You dissolve 0.10 M H₃PO₄ in water. A student sets up three simultaneous equilibrium expressions — one for each ionization — and solves them together to find the exact pH. What is the conceptual problem with this approach?
AThere is no problem; solving all three simultaneously gives the most accurate result
BThe student should use the Henderson-Hasselbalch equation instead of Ka expressions for polyprotic acids
CBecause Ka₁ >> Ka₂ >> Ka₃, the ionizations can be treated as sequential and independent; solving only Ka₁ with an ICE table gives pH accurate enough that subsequent ionizations contribute negligible H⁺
DOnly Ka₃ matters because it governs the final equilibrium state of the system
The enormous difference between successive Ka values (roughly 10⁵-fold for H₃PO₄) means each ionization essentially completes before the next begins.
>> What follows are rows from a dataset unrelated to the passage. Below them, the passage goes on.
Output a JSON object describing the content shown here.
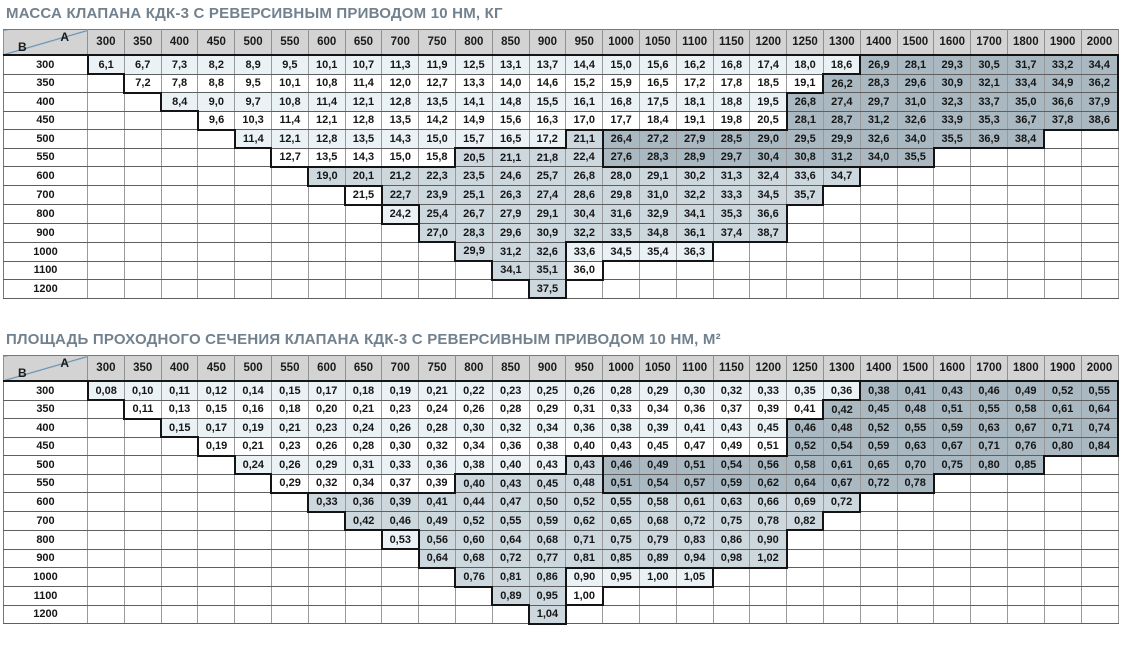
{
  "colors": {
    "title": "#72818e",
    "header_bg": "#d3d3d3",
    "diagonal_line": "#4e87b0",
    "cell_pale": "#ebf2f6",
    "cell_white": "#ffffff",
    "cell_medium": "#ccd7de",
    "cell_dark": "#a9b8c1",
    "thick_border": "#141414"
  },
  "columns": [
    "300",
    "350",
    "400",
    "450",
    "500",
    "550",
    "600",
    "650",
    "700",
    "750",
    "800",
    "850",
    "900",
    "950",
    "1000",
    "1050",
    "1100",
    "1150",
    "1200",
    "1250",
    "1300",
    "1400",
    "1500",
    "1600",
    "1700",
    "1800",
    "1900",
    "2000"
  ],
  "tables": [
    {
      "title": "МАССА КЛАПАНА КДК-3 С РЕВЕРСИВНЫМ ПРИВОДОМ 10 НМ, КГ",
      "corner_a": "A",
      "corner_b": "B",
      "rows": [
        {
          "b": "300",
          "start": 0,
          "values": [
            "6,1",
            "6,7",
            "7,3",
            "8,2",
            "8,9",
            "9,5",
            "10,1",
            "10,7",
            "11,3",
            "11,9",
            "12,5",
            "13,1",
            "13,7",
            "14,4",
            "15,0",
            "15,6",
            "16,2",
            "16,8",
            "17,4",
            "18,0",
            "18,6",
            "26,9",
            "28,1",
            "29,3",
            "30,5",
            "31,7",
            "33,2",
            "34,4"
          ],
          "shades": "lllllllllllllllllllllddddddd"
        },
        {
          "b": "350",
          "start": 1,
          "values": [
            "7,2",
            "7,8",
            "8,8",
            "9,5",
            "10,1",
            "10,8",
            "11,4",
            "12,0",
            "12,7",
            "13,3",
            "14,0",
            "14,6",
            "15,2",
            "15,9",
            "16,5",
            "17,2",
            "17,8",
            "18,5",
            "19,1",
            "26,2",
            "28,3",
            "29,6",
            "30,9",
            "32,1",
            "33,4",
            "34,9",
            "36,2"
          ],
          "shades": "llllllllllllllllllldddddddd"
        },
        {
          "b": "400",
          "start": 2,
          "values": [
            "8,4",
            "9,0",
            "9,7",
            "10,8",
            "11,4",
            "12,1",
            "12,8",
            "13,5",
            "14,1",
            "14,8",
            "15,5",
            "16,1",
            "16,8",
            "17,5",
            "18,1",
            "18,8",
            "19,5",
            "26,8",
            "27,4",
            "29,7",
            "31,0",
            "32,3",
            "33,7",
            "35,0",
            "36,6",
            "37,9"
          ],
          "shades": "lllllllllllllllllddddddddd"
        },
        {
          "b": "450",
          "start": 3,
          "values": [
            "9,6",
            "10,3",
            "11,4",
            "12,1",
            "12,8",
            "13,5",
            "14,2",
            "14,9",
            "15,6",
            "16,3",
            "17,0",
            "17,7",
            "18,4",
            "19,1",
            "19,8",
            "20,5",
            "28,1",
            "28,7",
            "31,2",
            "32,6",
            "33,9",
            "35,3",
            "36,7",
            "37,8",
            "38,6"
          ],
          "shades": "llllllllllllllllddddddddd"
        },
        {
          "b": "500",
          "start": 4,
          "values": [
            "11,4",
            "12,1",
            "12,8",
            "13,5",
            "14,3",
            "15,0",
            "15,7",
            "16,5",
            "17,2",
            "21,1",
            "26,4",
            "27,2",
            "27,9",
            "28,5",
            "29,0",
            "29,5",
            "29,9",
            "32,6",
            "34,0",
            "35,5",
            "36,9",
            "38,4"
          ],
          "shades": "lllllllllmdddddddddddd"
        },
        {
          "b": "550",
          "start": 5,
          "values": [
            "12,7",
            "13,5",
            "14,3",
            "15,0",
            "15,8",
            "20,5",
            "21,1",
            "21,8",
            "22,4",
            "27,6",
            "28,3",
            "28,9",
            "29,7",
            "30,4",
            "30,8",
            "31,2",
            "34,0",
            "35,5"
          ],
          "shades": "lllllmmmmddddddddd"
        },
        {
          "b": "600",
          "start": 6,
          "values": [
            "19,0",
            "20,1",
            "21,2",
            "22,3",
            "23,5",
            "24,6",
            "25,7",
            "26,8",
            "28,0",
            "29,1",
            "30,2",
            "31,3",
            "32,4",
            "33,6",
            "34,7"
          ],
          "shades": "mmmmmmmmmmmmmmm"
        },
        {
          "b": "700",
          "start": 7,
          "values": [
            "21,5",
            "22,7",
            "23,9",
            "25,1",
            "26,3",
            "27,4",
            "28,6",
            "29,8",
            "31,0",
            "32,2",
            "33,3",
            "34,5",
            "35,7"
          ],
          "shades": "lmmmmmmmmmmmm"
        },
        {
          "b": "800",
          "start": 8,
          "values": [
            "24,2",
            "25,4",
            "26,7",
            "27,9",
            "29,1",
            "30,4",
            "31,6",
            "32,9",
            "34,1",
            "35,3",
            "36,6"
          ],
          "shades": "lmmmmmmmmmm"
        },
        {
          "b": "900",
          "start": 9,
          "values": [
            "27,0",
            "28,3",
            "29,6",
            "30,9",
            "32,2",
            "33,5",
            "34,8",
            "36,1",
            "37,4",
            "38,7"
          ],
          "shades": "mmmmmmmmmm"
        },
        {
          "b": "1000",
          "start": 10,
          "values": [
            "29,9",
            "31,2",
            "32,6",
            "33,6",
            "34,5",
            "35,4",
            "36,3"
          ],
          "shades": "mmmllll"
        },
        {
          "b": "1100",
          "start": 11,
          "values": [
            "34,1",
            "35,1",
            "36,0"
          ],
          "shades": "mml"
        },
        {
          "b": "1200",
          "start": 12,
          "values": [
            "37,5"
          ],
          "shades": "m"
        }
      ]
    },
    {
      "title": "ПЛОЩАДЬ ПРОХОДНОГО СЕЧЕНИЯ КЛАПАНА КДК-3 С РЕВЕРСИВНЫМ ПРИВОДОМ 10 НМ, М²",
      "corner_a": "A",
      "corner_b": "B",
      "rows": [
        {
          "b": "300",
          "start": 0,
          "values": [
            "0,08",
            "0,10",
            "0,11",
            "0,12",
            "0,14",
            "0,15",
            "0,17",
            "0,18",
            "0,19",
            "0,21",
            "0,22",
            "0,23",
            "0,25",
            "0,26",
            "0,28",
            "0,29",
            "0,30",
            "0,32",
            "0,33",
            "0,35",
            "0,36",
            "0,38",
            "0,41",
            "0,43",
            "0,46",
            "0,49",
            "0,52",
            "0,55"
          ],
          "shades": "lllllllllllllllllllllddddddd"
        },
        {
          "b": "350",
          "start": 1,
          "values": [
            "0,11",
            "0,13",
            "0,15",
            "0,16",
            "0,18",
            "0,20",
            "0,21",
            "0,23",
            "0,24",
            "0,26",
            "0,28",
            "0,29",
            "0,31",
            "0,33",
            "0,34",
            "0,36",
            "0,37",
            "0,39",
            "0,41",
            "0,42",
            "0,45",
            "0,48",
            "0,51",
            "0,55",
            "0,58",
            "0,61",
            "0,64"
          ],
          "shades": "llllllllllllllllllldddddddd"
        },
        {
          "b": "400",
          "start": 2,
          "values": [
            "0,15",
            "0,17",
            "0,19",
            "0,21",
            "0,23",
            "0,24",
            "0,26",
            "0,28",
            "0,30",
            "0,32",
            "0,34",
            "0,36",
            "0,38",
            "0,39",
            "0,41",
            "0,43",
            "0,45",
            "0,46",
            "0,48",
            "0,52",
            "0,55",
            "0,59",
            "0,63",
            "0,67",
            "0,71",
            "0,74"
          ],
          "shades": "lllllllllllllllllddddddddd"
        },
        {
          "b": "450",
          "start": 3,
          "values": [
            "0,19",
            "0,21",
            "0,23",
            "0,26",
            "0,28",
            "0,30",
            "0,32",
            "0,34",
            "0,36",
            "0,38",
            "0,40",
            "0,43",
            "0,45",
            "0,47",
            "0,49",
            "0,51",
            "0,52",
            "0,54",
            "0,59",
            "0,63",
            "0,67",
            "0,71",
            "0,76",
            "0,80",
            "0,84"
          ],
          "shades": "llllllllllllllllddddddddd"
        },
        {
          "b": "500",
          "start": 4,
          "values": [
            "0,24",
            "0,26",
            "0,29",
            "0,31",
            "0,33",
            "0,36",
            "0,38",
            "0,40",
            "0,43",
            "0,43",
            "0,46",
            "0,49",
            "0,51",
            "0,54",
            "0,56",
            "0,58",
            "0,61",
            "0,65",
            "0,70",
            "0,75",
            "0,80",
            "0,85"
          ],
          "shades": "lllllllllmdddddddddddd"
        },
        {
          "b": "550",
          "start": 5,
          "values": [
            "0,29",
            "0,32",
            "0,34",
            "0,37",
            "0,39",
            "0,40",
            "0,43",
            "0,45",
            "0,48",
            "0,51",
            "0,54",
            "0,57",
            "0,59",
            "0,62",
            "0,64",
            "0,67",
            "0,72",
            "0,78"
          ],
          "shades": "lllllmmmmddddddddd"
        },
        {
          "b": "600",
          "start": 6,
          "values": [
            "0,33",
            "0,36",
            "0,39",
            "0,41",
            "0,44",
            "0,47",
            "0,50",
            "0,52",
            "0,55",
            "0,58",
            "0,61",
            "0,63",
            "0,66",
            "0,69",
            "0,72"
          ],
          "shades": "mmmmmmmmmmmmmmm"
        },
        {
          "b": "700",
          "start": 7,
          "values": [
            "0,42",
            "0,46",
            "0,49",
            "0,52",
            "0,55",
            "0,59",
            "0,62",
            "0,65",
            "0,68",
            "0,72",
            "0,75",
            "0,78",
            "0,82"
          ],
          "shades": "mmmmmmmmmmmmm"
        },
        {
          "b": "800",
          "start": 8,
          "values": [
            "0,53",
            "0,56",
            "0,60",
            "0,64",
            "0,68",
            "0,71",
            "0,75",
            "0,79",
            "0,83",
            "0,86",
            "0,90"
          ],
          "shades": "lmmmmmmmmmm"
        },
        {
          "b": "900",
          "start": 9,
          "values": [
            "0,64",
            "0,68",
            "0,72",
            "0,77",
            "0,81",
            "0,85",
            "0,89",
            "0,94",
            "0,98",
            "1,02"
          ],
          "shades": "mmmmmmmmmm"
        },
        {
          "b": "1000",
          "start": 10,
          "values": [
            "0,76",
            "0,81",
            "0,86",
            "0,90",
            "0,95",
            "1,00",
            "1,05"
          ],
          "shades": "mmmllll"
        },
        {
          "b": "1100",
          "start": 11,
          "values": [
            "0,89",
            "0,95",
            "1,00"
          ],
          "shades": "mml"
        },
        {
          "b": "1200",
          "start": 12,
          "values": [
            "1,04"
          ],
          "shades": "m"
        }
      ]
    }
  ]
}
The H⁺ produced by the first step suppresses subsequent ionizations via Le Chatelier's principle, and Ka₂ and Ka₃ are already tiny. Treating all three as simultaneous creates a needlessly complex system; sequential treatment gives essentially the same answer. The simplification is justified by the physics, not just mathematical convenience.
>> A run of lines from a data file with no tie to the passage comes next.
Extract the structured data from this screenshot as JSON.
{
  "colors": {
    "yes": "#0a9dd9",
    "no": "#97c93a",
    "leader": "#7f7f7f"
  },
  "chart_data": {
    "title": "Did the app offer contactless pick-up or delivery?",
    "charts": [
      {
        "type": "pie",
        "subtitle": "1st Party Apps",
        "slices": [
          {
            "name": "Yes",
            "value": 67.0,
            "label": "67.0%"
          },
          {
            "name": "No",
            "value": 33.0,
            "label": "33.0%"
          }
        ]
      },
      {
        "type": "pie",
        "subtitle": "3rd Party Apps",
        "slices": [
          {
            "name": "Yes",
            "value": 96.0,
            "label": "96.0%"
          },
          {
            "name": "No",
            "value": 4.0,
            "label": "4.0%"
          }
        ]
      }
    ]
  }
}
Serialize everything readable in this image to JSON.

Question 2 Multiple Choice
For a solution of H₂CO₃ (Ka₁ = 4.3 × 10⁻⁷, Ka₂ = 4.7 × 10⁻¹¹), which statement best describes the concentration of CO₃²⁻ at equilibrium?
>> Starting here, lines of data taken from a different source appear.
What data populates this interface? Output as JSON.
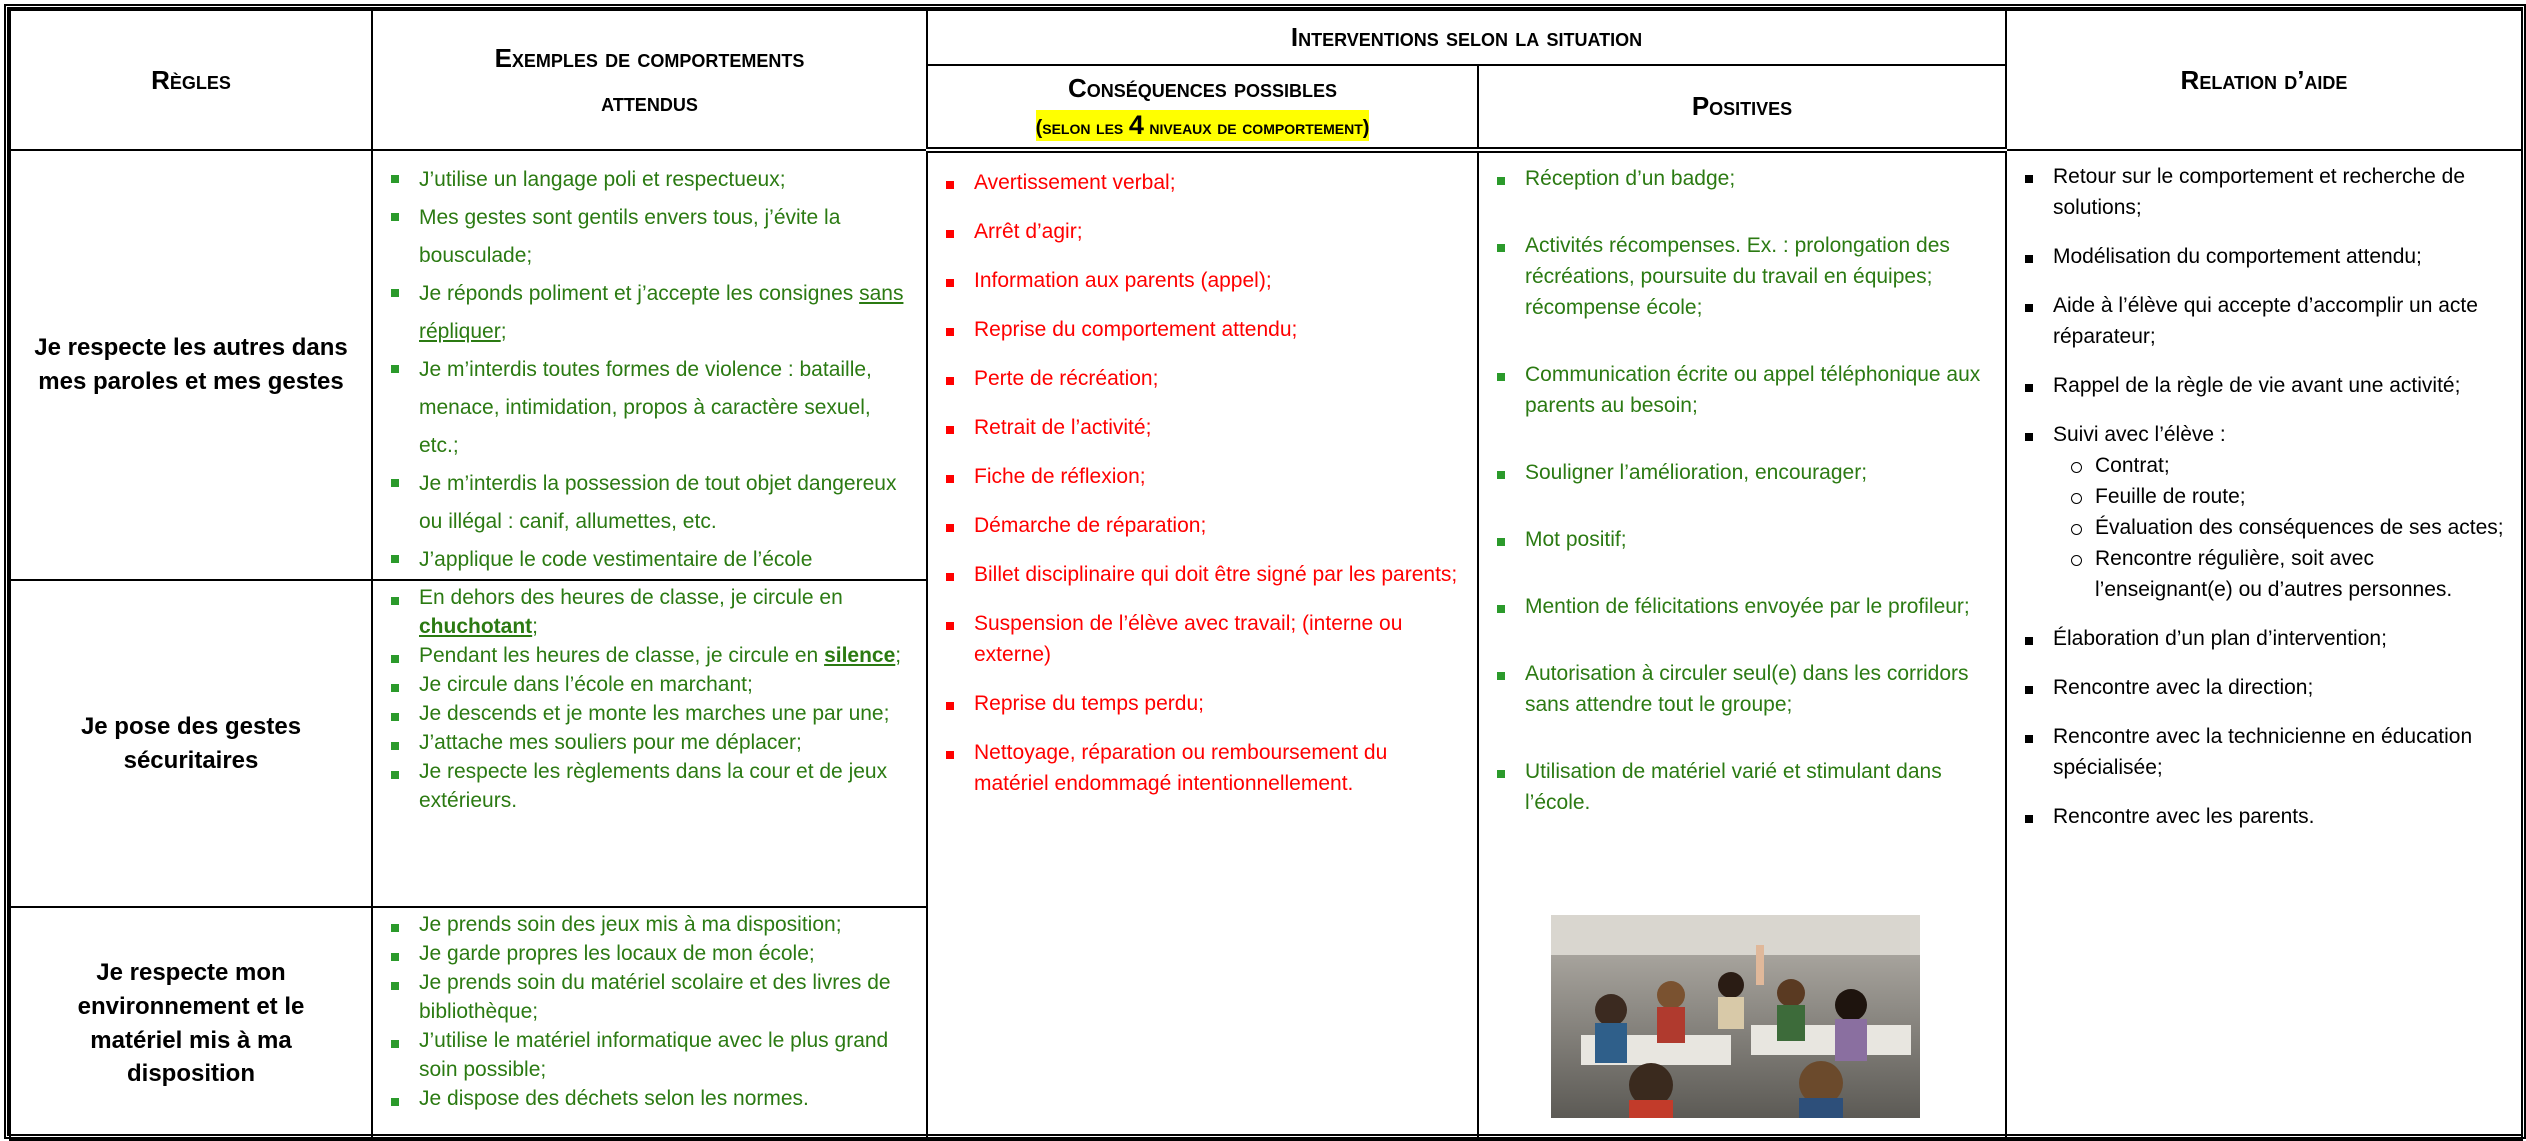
{
  "header": {
    "rules": "Règles",
    "examples": "Exemples de comportements attendus",
    "interventions": "Interventions selon la situation",
    "consequences": "Conséquences possibles",
    "consequences_note": [
      {
        "text": "(selon les "
      },
      {
        "text": "4",
        "style": "large"
      },
      {
        "text": " niveaux de comportement)"
      }
    ],
    "positives": "Positives",
    "help": "Relation d’aide"
  },
  "rows": [
    {
      "rule": "Je respecte les autres dans mes paroles et mes gestes",
      "examples": [
        "J’utilise un langage poli et respectueux;",
        "Mes gestes sont gentils envers tous, j’évite la bousculade;",
        [
          {
            "text": "Je réponds poliment et j’accepte les consignes "
          },
          {
            "text": "sans répliquer",
            "style": "underline"
          },
          {
            "text": ";"
          }
        ],
        "Je m’interdis toutes formes de violence : bataille, menace, intimidation, propos à caractère sexuel, etc.;",
        "Je m’interdis la possession de tout objet dangereux ou illégal : canif, allumettes, etc.",
        "J’applique le code vestimentaire de l’école"
      ]
    },
    {
      "rule": "Je pose des gestes sécuritaires",
      "examples": [
        [
          {
            "text": "En dehors des heures de classe, je circule en "
          },
          {
            "text": "chuchotant",
            "style": "bold-underline"
          },
          {
            "text": ";"
          }
        ],
        [
          {
            "text": "Pendant les heures de classe, je circule en "
          },
          {
            "text": "silence",
            "style": "bold-underline"
          },
          {
            "text": ";"
          }
        ],
        "Je circule dans l’école en marchant;",
        "Je descends et je monte les marches une par une;",
        "J’attache mes souliers pour me déplacer;",
        "Je respecte les règlements dans la cour et de jeux extérieurs."
      ]
    },
    {
      "rule": "Je respecte mon environnement et le matériel mis à ma disposition",
      "examples": [
        "Je prends soin des jeux mis à ma disposition;",
        "Je garde propres les locaux de mon école;",
        "Je prends soin du matériel scolaire et des livres de bibliothèque;",
        "J’utilise le matériel informatique avec le plus grand soin possible;",
        "Je dispose des déchets selon les normes."
      ]
    }
  ],
  "consequences": [
    "Avertissement verbal;",
    "Arrêt d’agir;",
    "Information aux parents (appel);",
    "Reprise du comportement attendu;",
    "Perte de récréation;",
    "Retrait de l’activité;",
    "Fiche de réflexion;",
    "Démarche de réparation;",
    "Billet disciplinaire qui doit être signé par les parents;",
    "Suspension de l’élève avec travail; (interne ou externe)",
    "Reprise du temps perdu;",
    "Nettoyage, réparation ou remboursement du matériel endommagé intentionnellement."
  ],
  "positives": [
    "Réception d’un badge;",
    "Activités récompenses.  Ex. : prolongation des récréations, poursuite du travail en équipes; récompense école;",
    "Communication écrite ou appel téléphonique aux parents au besoin;",
    "Souligner l’amélioration, encourager;",
    "Mot positif;",
    "Mention de félicitations envoyée par le profileur;",
    "Autorisation à circuler seul(e) dans les corridors sans attendre tout le groupe;",
    "Utilisation de matériel varié et stimulant dans l’école."
  ],
  "help": [
    "Retour sur le comportement et recherche de solutions;",
    "Modélisation du comportement attendu;",
    "Aide à l’élève qui accepte d’accomplir un acte réparateur;",
    "Rappel de la règle de vie avant une activité;",
    {
      "text": "Suivi avec l’élève :",
      "sub": [
        "Contrat;",
        "Feuille de route;",
        "Évaluation des conséquences de ses actes;",
        "Rencontre régulière, soit avec l’enseignant(e) ou d’autres personnes."
      ]
    },
    "Élaboration d’un plan d’intervention;",
    "Rencontre avec la direction;",
    "Rencontre avec la technicienne en éducation spécialisée;",
    "Rencontre avec les parents."
  ]
}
A[CO₃²⁻] ≈ √(Ka₁ × C), where C is the initial H₂CO₃ concentration
B[CO₃²⁻] ≈ Ka₁, because the first ionization dominates the equilibrium
C[CO₃²⁻] ≈ Ka₂ ≈ 4.7 × 10⁻¹¹ M, nearly independent of the initial acid concentration
D[CO₃²⁻] cannot be estimated without solving all equilibria simultaneously
This counterintuitive result follows directly from the algebra of sequential equilibria. After solving Ka₁, [H⁺] ≈ [HCO₃⁻]. Substituting into the Ka₂ expression: Ka₂ = [H⁺][CO₃²⁻]/[HCO₃⁻] ≈ [H⁺][CO₃²⁻]/[H⁺] = [CO₃²⁻]. So [CO₃²⁻] ≈ Ka₂, regardless of the initial concentration. This elegant simplification is a direct consequence of Ka₁ >> Ka₂.
Question 3 True / False
For most diprotic and triprotic weak acids, the pH of the solution is determined almost entirely by the first ionization because Ka₁ >> Ka₂.
TTrue
FFalse
Answer: True
When Ka₁ >> Ka₂, the H⁺ already present from the first ionization suppresses the second ionization (Le Chatelier's principle), and Ka₂ itself is so small that even if it proceeded fully, its H⁺ contribution would be negligible. Solving the Ka₁ ICE table and verifying that Ka₂'s contribution is small (often ≈ Ka₂ itself) is the standard procedure, and the approximation holds well for most polyprotic acids.
Question 4 True / False
Sulfuric acid can be treated like other diprotic acids — solve Ka₁ first, then check if Ka₂ contributes negligibly to the final pH.
TTrue
FFalse
Answer: False
H₂SO₄ is a special case because its first ionization is strong (complete dissociation), not weak. Ka₁ is effectively infinite, so the first proton fully dissociates. The second proton has Ka₂ = 1.2 × 10⁻², which is not negligible — especially in dilute solutions where the bisulfate ion's additional dissociation significantly affects [H⁺]. You must explicitly account for Ka₂ in H₂SO₄ calculations, unlike with H₃PO₄ or H₂CO₃.
Question 5 Short Answer
Why is the concentration of the doubly-deprotonated species in a polyprotic acid solution approximately equal to Ka₂, and why is this result independent of the initial acid concentration?
Think about your answer, then reveal below.
Model answer: After solving the first ionization, [H⁺] ≈ [HA⁻]. Substituting these into the Ka₂ expression — Ka₂ = [H⁺][A²⁻]/[HA⁻] — gives Ka₂ ≈ [H⁺][A²⁻]/[H⁺] = [A²⁻]. Since the initial concentration cancels out of the ratio, [A²⁻] ≈ Ka₂ regardless of how concentrated the original acid was.
This result is one of the most useful shortcuts in polyprotic acid chemistry. It holds because the first ionization sets [H⁺] ≈ [HA⁻], creating a 1:1 ratio in the denominator of Ka₂ that exactly cancels [H⁺] from the numerator. The independence from initial concentration is counterintuitive but follows cleanly from the algebra — the concentration terms divide out.